How to scrape a PDF for keywords using Ruby
I recently started a company called Jobcrate in Austin, Texas. The goal of Jobcrate is to build a platform that makes it easy for talent to apply to hundreds of technology companies and startups, while offering those companies and startups an affordable way to source and recruit the best talent in the tech industry.
In order to do this we get the best talent signed up onto our platform and we have to make it easy for companies to search through this talent. We strictly make talent apply using a .PDF version of their resume. As you may know, it’s pretty standard in today’s job market to apply to all jobs using a .PDF version of your resume.

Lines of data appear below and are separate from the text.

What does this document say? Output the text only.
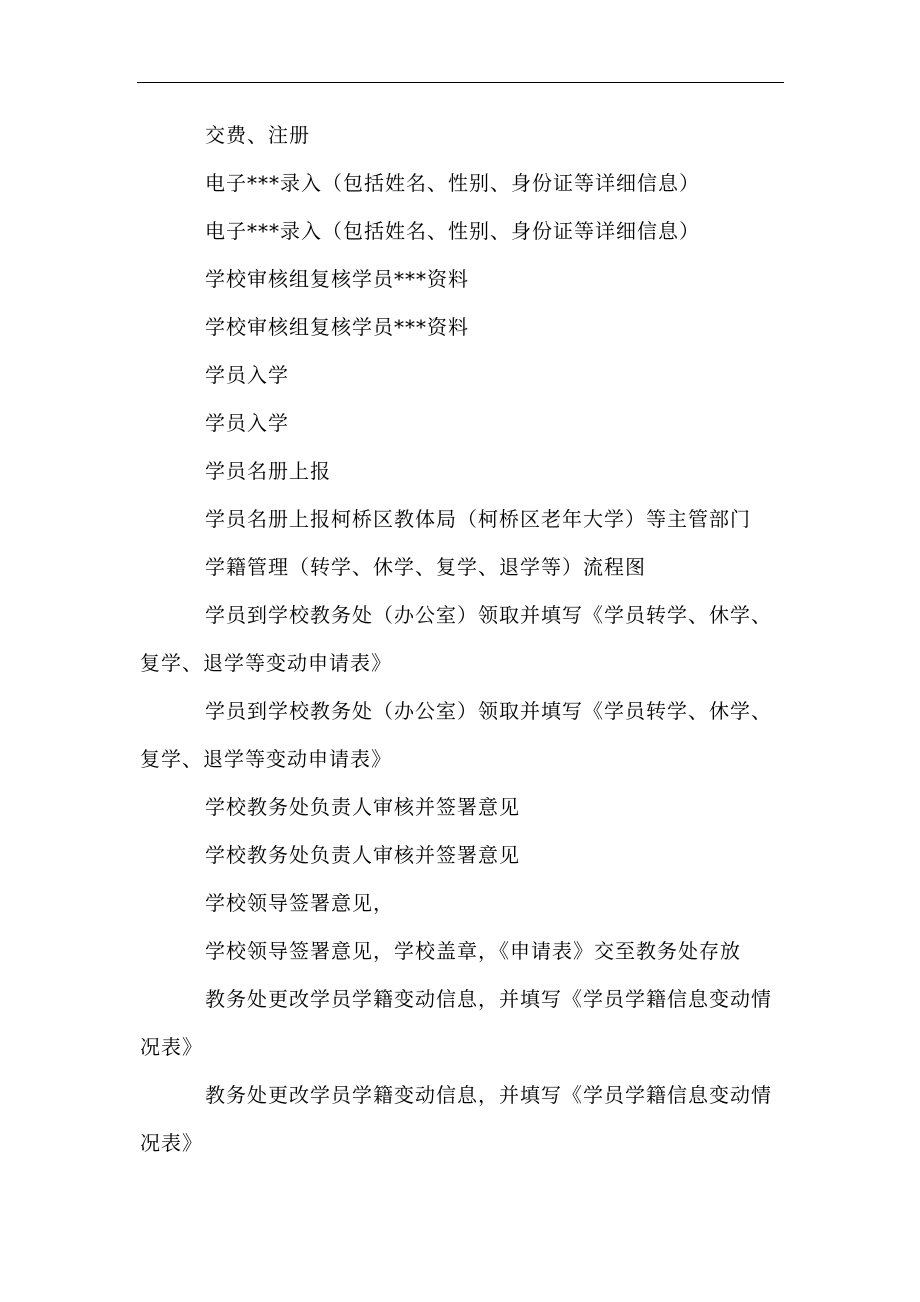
交费、注册

电子***录入（包括姓名、性别、身份证等详细信息）

电子***录入（包括姓名、性别、身份证等详细信息）

学校审核组复核学员***资料

学校审核组复核学员***资料

学员入学

学员入学

学员名册上报

学员名册上报柯桥区教体局（柯桥区老年大学）等主管部门

学籍管理（转学、休学、复学、退学等）流程图

学员到学校教务处（办公室）领取并填写《学员转学、休学、复学、退学等变动申请表》

学员到学校教务处（办公室）领取并填写《学员转学、休学、复学、退学等变动申请表》

学校教务处负责人审核并签署意见

学校教务处负责人审核并签署意见

学校领导签署意见，

学校领导签署意见，学校盖章，《申请表》交至教务处存放

教务处更改学员学籍变动信息，并填写《学员学籍信息变动情况表》

教务处更改学员学籍变动信息，并填写《学员学籍信息变动情况表》
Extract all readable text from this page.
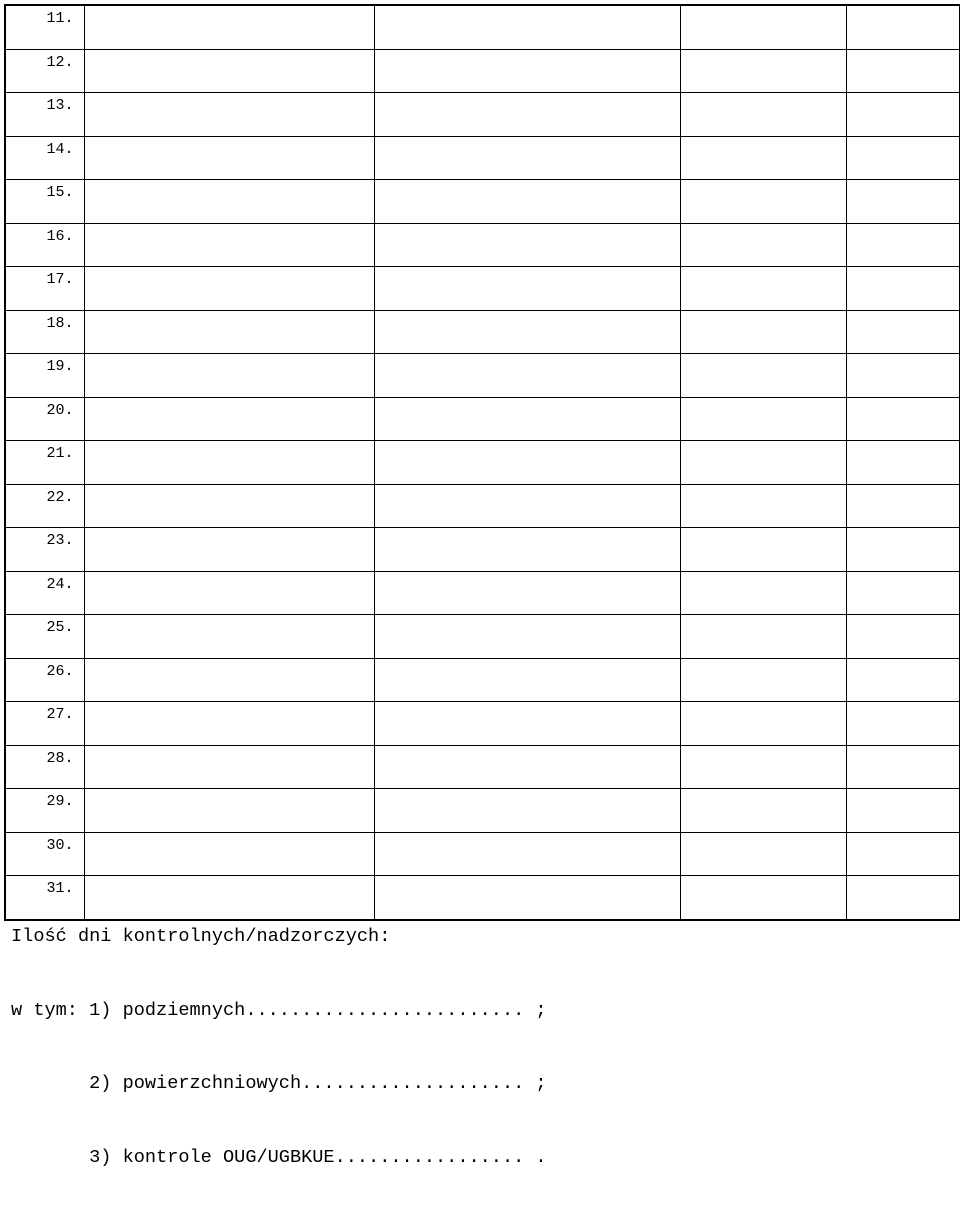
11.				
12.				
13.				
14.				
15.				
16.				
17.				
18.				
19.				
20.				
21.				
22.				
23.				
24.				
25.				
26.				
27.				
28.				
29.				
30.				
31.				

Ilość dni kontrolnych/nadzorczych:

w tym: 1) podziemnych......................... ;

2) powierzchniowych.................... ;

3) kontrole OUG/UGBKUE................. .
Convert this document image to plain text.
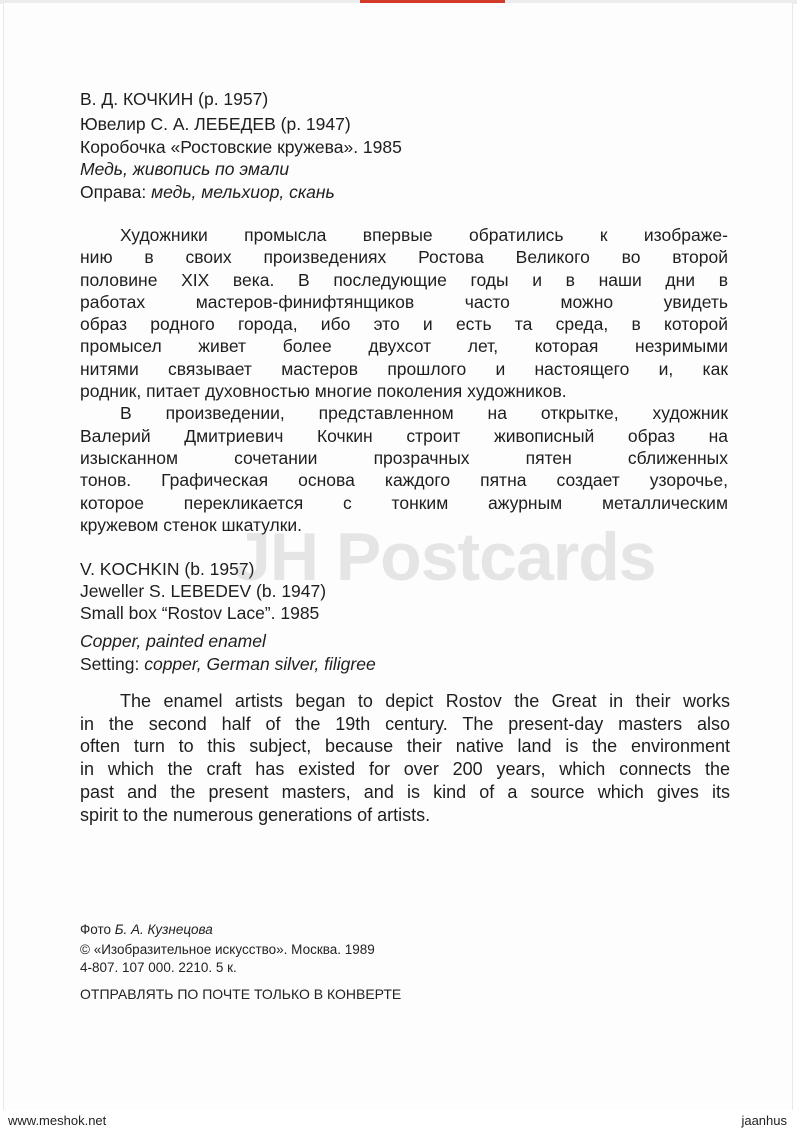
В. Д. КОЧКИН (р. 1957)
Ювелир С. А. ЛЕБЕДЕВ (р. 1947)
Коробочка «Ростовские кружева». 1985
Медь, живопись по эмали
Оправа: медь, мельхиор, скань

Художники промысла впервые обратились к изображе-

нию в своих произведениях Ростова Великого во второй

половине XIX века. В последующие годы и в наши дни в

работах мастеров-финифтянщиков часто можно увидеть

образ родного города, ибо это и есть та среда, в которой

промысел живет более двухсот лет, которая незримыми

нитями связывает мастеров прошлого и настоящего и, как

родник, питает духовностью многие поколения художников.

В произведении, представленном на открытке, художник

Валерий Дмитриевич Кочкин строит живописный образ на

изысканном сочетании прозрачных пятен сближенных

тонов. Графическая основа каждого пятна создает узорочье,

которое перекликается с тонким ажурным металлическим

кружевом стенок шкатулки.

V. KOCHKIN (b. 1957)
Jeweller S. LEBEDEV (b. 1947)
Small box “Rostov Lace”. 1985
Copper, painted enamel
Setting: copper, German silver, filigree

The enamel artists began to depict Rostov the Great in their works

in the second half of the 19th century. The present-day masters also

often turn to this subject, because their native land is the environment

in which the craft has existed for over 200 years, which connects the

past and the present masters, and is kind of a source which gives its

spirit to the numerous generations of artists.

Фото Б. А. Кузнецова
© «Изобразительное искусство». Москва. 1989
4-807. 107 000. 2210. 5 к.
ОТПРАВЛЯТЬ ПО ПОЧТЕ ТОЛЬКО В КОНВЕРТЕ
JH Postcards
www.meshok.net	jaanhus
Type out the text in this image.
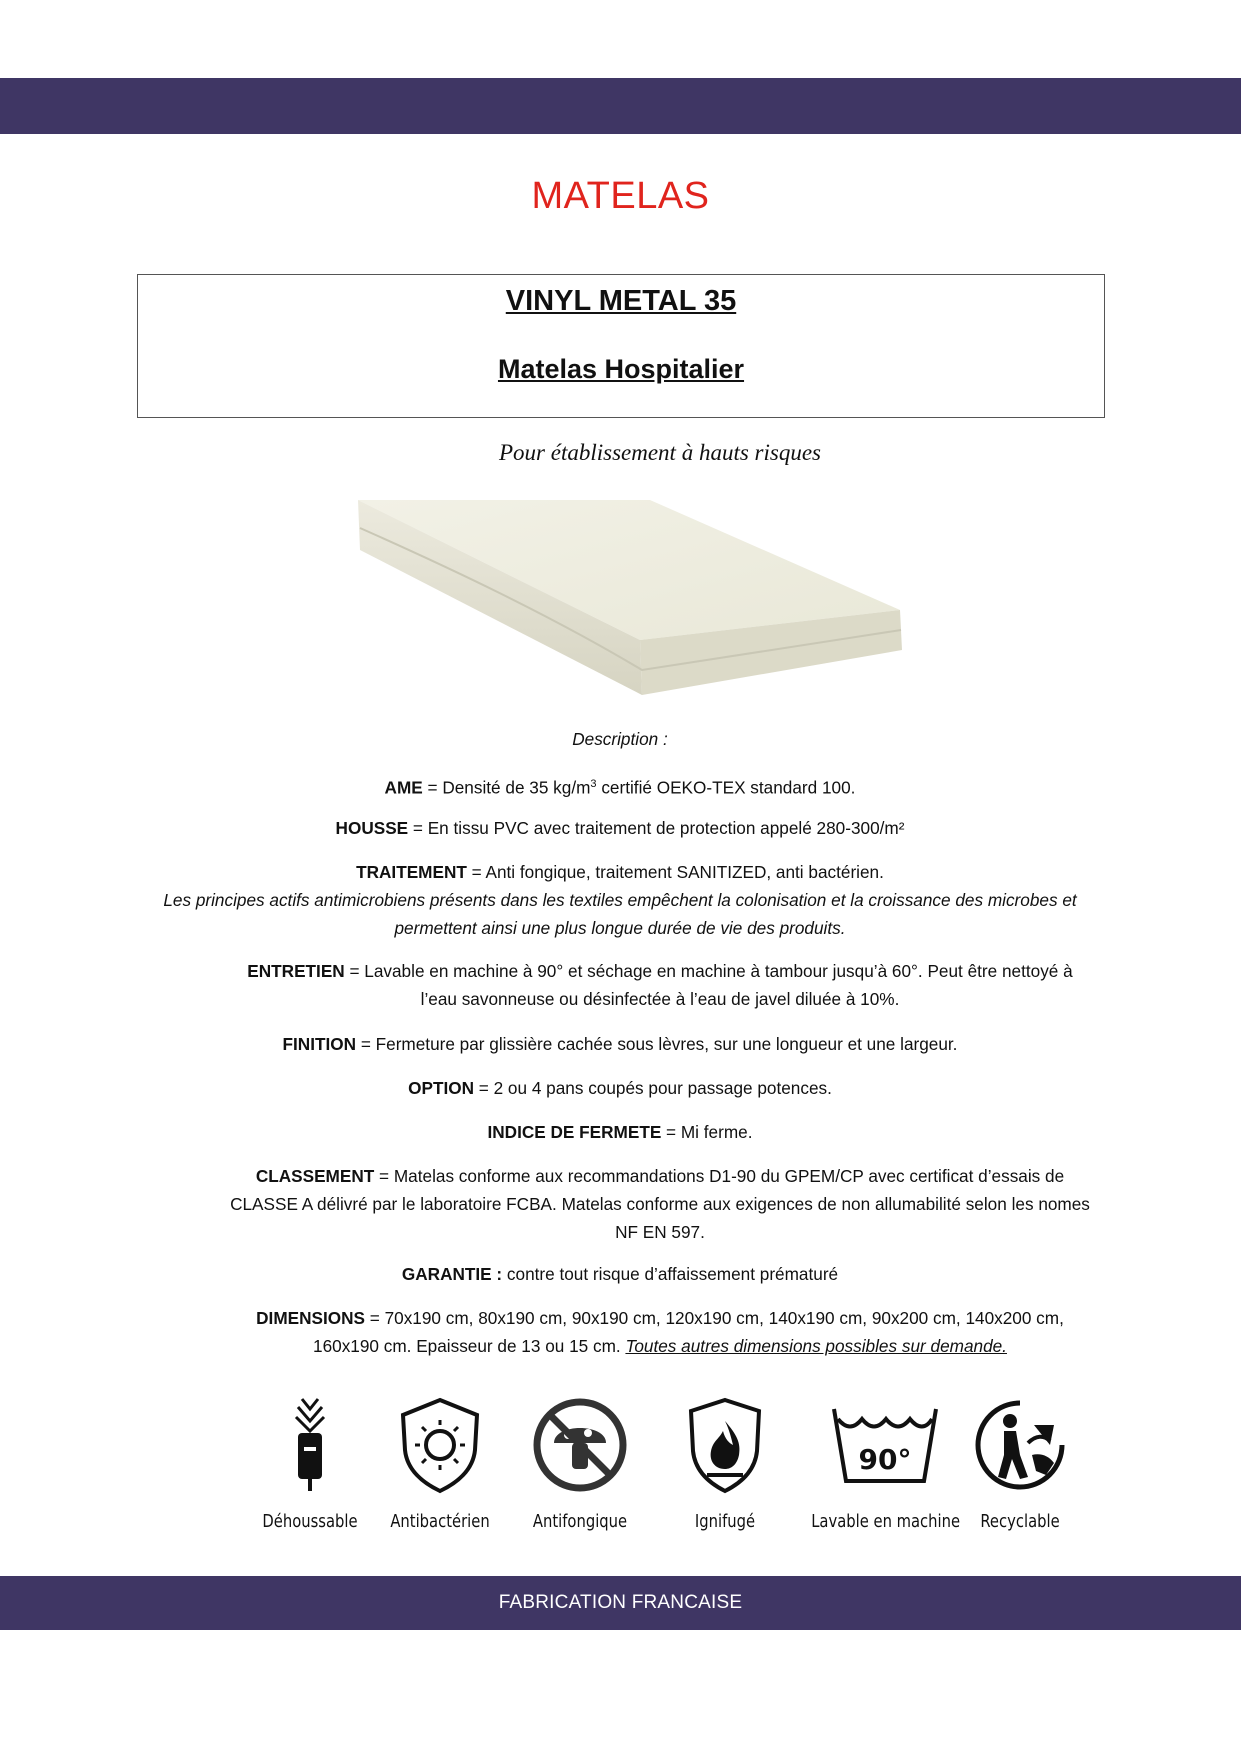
MATELAS
VINYL METAL 35
Matelas Hospitalier
Pour établissement à hauts risques
Description :
AME = Densité de 35 $kg/m^3$ certifié OEKO-TEX standard 100.
HOUSSE = En tissu PVC avec traitement de protection appelé 280-300/m²
TRAITEMENT = Anti fongique, traitement SANITIZED, anti bactérien.
Les principes actifs antimicrobiens présents dans les textiles empêchent la colonisation et la croissance des microbes et permettent ainsi une plus longue durée de vie des produits.
ENTRETIEN = Lavable en machine à 90° et séchage en machine à tambour jusqu’à 60°. Peut être nettoyé à l’eau savonneuse ou désinfectée à l’eau de javel diluée à 10%.
FINITION = Fermeture par glissière cachée sous lèvres, sur une longueur et une largeur.
OPTION = 2 ou 4 pans coupés pour passage potences.
INDICE DE FERMETE = Mi ferme.
CLASSEMENT = Matelas conforme aux recommandations D1-90 du GPEM/CP avec certificat d’essais de CLASSE A délivré par le laboratoire FCBA. Matelas conforme aux exigences de non allumabilité selon les nomes NF EN 597.
GARANTIE : contre tout risque d’affaissement prématuré
DIMENSIONS = 70x190 cm, 80x190 cm, 90x190 cm, 120x190 cm, 140x190 cm, 90x200 cm, 140x200 cm, 160x190 cm. Epaisseur de 13 ou 15 cm. Toutes autres dimensions possibles sur demande.
Déhoussable	Antibactérien	Antifongique	Ignifugé
90°
Lavable en machine	Recyclable
FABRICATION FRANCAISE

Typically you’ll find .PDF’s are pretty hard to work with unless you have the original MS Word file, Photoshop file or whatever you originally wrote your .PDF file through. However at Jobcrate, we have to analyze every single application and resume that comes our way.
In order to do this, we “scrape” specific keywords, skills and talents using the
pdf-reader gem (https://github.com/yob/pdf-reader). Our platform is built on Rails (STILL THE BEST!) and here is a method in one of our models that parses each keyword.
io = open(user.resume_pdf.to_s)
reader = PDF::Reader.new(io)
reader.pages.each do |page|
string = page.text
KeywordHelper.keywords.each do |word|
Since this method itself could take a while to run and parse through every single word, we run this in our background jobs just so that there are no problems to the user.
In this method, we pass in the user object. We then grab the actual .PDF (we utilize Paperclip and store the .PDF in an s3 bucket). Once we have that instance of the resume, we go through each page (typically there is just one but you never know). We then turn the page into one LOONGGGG string. Internally, we have built out a rather large list of skills, talents and basic keywords. We turn this into an array and looks something like this:
In our user model, in Rails 5 and Postgres, we are now able to have an array field in our database. We simply have a keywords column where we can store the keywords we find in a resume into the array.
This now allows us to easily create a search feature for companies. Let’s say that a company needs to find an Angular developer that is looking for a job, a company can now easily search ‘Angular’ and find awesome engineers that have Angular experience. We have plenty of other features that helps companies find talent, but this is one of our core features.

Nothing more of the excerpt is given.